Question

The length of the minute hand is 150% of the length of the hour hand. In 1 hour, how much farther does the tip of the minute hand move than the tip of the hour hand? Round to the nearest hundredth.
The length of the minute hand is 150% of the length of the hour hand.

Answer 1

Answer:

17(pi)r/6

Step-by-step explanation:

Since neither hand length is known, you can have an answer in terms of one of the hands, but you cannot get just a number.

Let r = the length of the hour hand.

Then, the length of the minute hand is 150% of r = 1.5r.
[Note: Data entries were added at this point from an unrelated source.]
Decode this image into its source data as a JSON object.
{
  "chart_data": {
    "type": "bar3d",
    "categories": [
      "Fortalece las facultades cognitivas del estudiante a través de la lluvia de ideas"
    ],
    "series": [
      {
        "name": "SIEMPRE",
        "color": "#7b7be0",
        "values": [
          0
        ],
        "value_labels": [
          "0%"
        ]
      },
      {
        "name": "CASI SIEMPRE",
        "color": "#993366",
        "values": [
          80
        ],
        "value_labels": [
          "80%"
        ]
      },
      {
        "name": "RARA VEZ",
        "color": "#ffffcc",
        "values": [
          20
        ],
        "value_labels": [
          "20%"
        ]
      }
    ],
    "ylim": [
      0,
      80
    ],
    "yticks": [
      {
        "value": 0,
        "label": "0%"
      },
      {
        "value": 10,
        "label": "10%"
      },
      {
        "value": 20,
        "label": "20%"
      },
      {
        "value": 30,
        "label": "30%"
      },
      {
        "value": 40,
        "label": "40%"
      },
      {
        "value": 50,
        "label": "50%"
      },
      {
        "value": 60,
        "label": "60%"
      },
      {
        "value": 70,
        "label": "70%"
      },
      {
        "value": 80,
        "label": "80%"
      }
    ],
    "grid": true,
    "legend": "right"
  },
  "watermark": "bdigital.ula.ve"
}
The minute hand is the radius of the circle drawn by the tip of the minute hand. In 1 hour, the minute hand rotates one full revolution, so the tip of the minute hand moves the circumference of the circle drawn by the tip of the minute hand.

Now we find the circumference of the circle of the tip of the minute hand.

C = 2 * pi * r,

but the radius here is 1.5r, so we get

C_minute_hand =  2 * pi * (1.5)r

C_minute_hand = 3(pi)r

The hour hand rotates a full revolution in 12 hours, so it rotates 1/12 of a revolution in 1 hour. The radius is r.

C_hour_hand = 2 * pi * r * 1/12

C_hour_hand = (pi)r/6

The difference in how much each tip travels is

3(pi)r - (pi)r/6 = (pi)r(3 - 1/6) = 17(pi)r/6